Look, I know where you're coming from. Been there. But try spending time on a cancer ward. Go volunteer at your local Ronald McDonald house. Yes, you'll see the ones getting better, and the ones in remission, but you'll also see the ones who don't get better, the ones who are told, after all that vomiting and hair loss and everything else, that they can extend their life by a few more months if they keep up the treatments. Parents cling to that hope... maybe this time the tumor will shrink, maybe this chemical cocktail will be the last one... and in the end, the child dies in the hospital, surrounded by tubes and noise, and never did get to do all the things they wanted to do...

When parents choose otherwise for their children, who can say they're wrong? Why not live happy? You really should get to know some of those cancer kids - they are not the ones afraid of death.

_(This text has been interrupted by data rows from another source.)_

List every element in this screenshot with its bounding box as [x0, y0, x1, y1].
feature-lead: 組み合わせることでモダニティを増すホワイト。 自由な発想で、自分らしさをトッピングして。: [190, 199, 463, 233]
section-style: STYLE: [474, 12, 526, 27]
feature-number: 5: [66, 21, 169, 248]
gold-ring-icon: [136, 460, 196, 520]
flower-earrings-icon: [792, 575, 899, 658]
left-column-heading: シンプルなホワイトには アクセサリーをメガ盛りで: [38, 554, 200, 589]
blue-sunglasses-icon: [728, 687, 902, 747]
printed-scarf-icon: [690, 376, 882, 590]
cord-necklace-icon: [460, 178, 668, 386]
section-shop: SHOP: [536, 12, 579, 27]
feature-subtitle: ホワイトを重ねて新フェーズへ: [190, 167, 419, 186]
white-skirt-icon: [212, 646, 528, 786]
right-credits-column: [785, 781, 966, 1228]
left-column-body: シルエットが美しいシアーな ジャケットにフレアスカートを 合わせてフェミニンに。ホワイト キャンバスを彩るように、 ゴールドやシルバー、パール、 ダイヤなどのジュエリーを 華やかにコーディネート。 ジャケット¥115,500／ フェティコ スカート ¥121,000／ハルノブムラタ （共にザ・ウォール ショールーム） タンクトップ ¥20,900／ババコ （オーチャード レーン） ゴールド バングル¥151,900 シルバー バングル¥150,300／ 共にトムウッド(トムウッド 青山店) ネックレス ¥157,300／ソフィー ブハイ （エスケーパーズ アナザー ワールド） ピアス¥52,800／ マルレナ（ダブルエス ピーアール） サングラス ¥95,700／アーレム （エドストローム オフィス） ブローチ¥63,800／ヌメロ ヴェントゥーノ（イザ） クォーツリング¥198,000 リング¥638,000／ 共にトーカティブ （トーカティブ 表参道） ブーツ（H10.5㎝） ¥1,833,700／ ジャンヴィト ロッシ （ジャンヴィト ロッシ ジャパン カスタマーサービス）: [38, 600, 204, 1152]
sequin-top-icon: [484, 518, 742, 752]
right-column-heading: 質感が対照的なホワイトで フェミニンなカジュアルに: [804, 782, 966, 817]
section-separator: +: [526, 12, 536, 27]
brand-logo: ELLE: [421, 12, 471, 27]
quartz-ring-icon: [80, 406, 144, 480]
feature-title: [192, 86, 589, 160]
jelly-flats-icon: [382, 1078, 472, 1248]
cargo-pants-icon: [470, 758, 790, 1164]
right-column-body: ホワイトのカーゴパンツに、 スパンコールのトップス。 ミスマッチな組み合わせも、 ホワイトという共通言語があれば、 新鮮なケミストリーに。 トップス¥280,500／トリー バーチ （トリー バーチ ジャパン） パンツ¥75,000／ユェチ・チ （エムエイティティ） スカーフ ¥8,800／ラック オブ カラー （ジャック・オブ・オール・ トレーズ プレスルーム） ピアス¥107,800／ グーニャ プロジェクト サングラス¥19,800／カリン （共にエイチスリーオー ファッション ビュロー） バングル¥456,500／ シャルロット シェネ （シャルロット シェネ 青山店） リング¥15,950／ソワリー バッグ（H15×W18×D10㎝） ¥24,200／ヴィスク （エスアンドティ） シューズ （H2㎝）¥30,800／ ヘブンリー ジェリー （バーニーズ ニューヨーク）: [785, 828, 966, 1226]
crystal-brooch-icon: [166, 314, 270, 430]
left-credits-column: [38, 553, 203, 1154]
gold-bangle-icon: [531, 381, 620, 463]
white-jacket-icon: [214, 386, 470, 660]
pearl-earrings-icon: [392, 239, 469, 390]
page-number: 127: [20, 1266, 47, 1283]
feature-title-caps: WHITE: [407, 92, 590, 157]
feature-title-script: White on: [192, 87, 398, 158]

You've obviously made your mind up for your own child. Just stop judging other parents who reach a different conclusion.

Jimi5150 said...

I have been there. You don't know anything about me and what I've done or been through. Nor I, you. Stop making assumptions about me.

Neither one of us knows this kid or the mom . . . I'm assuming, admittedly. Which has been part of my point . . . we don't know, therefore cannot simply assume he wouldn't fight, and take on the side effects, to live.

20 years from now he may be very grateful he did.

As for judging, that's what we do when given certain information. Sure, this kid might be better off dead. But, one, he hasn't been given much of a chance to make that decision, and two, given who the mom wanted to align herself with I question her competence.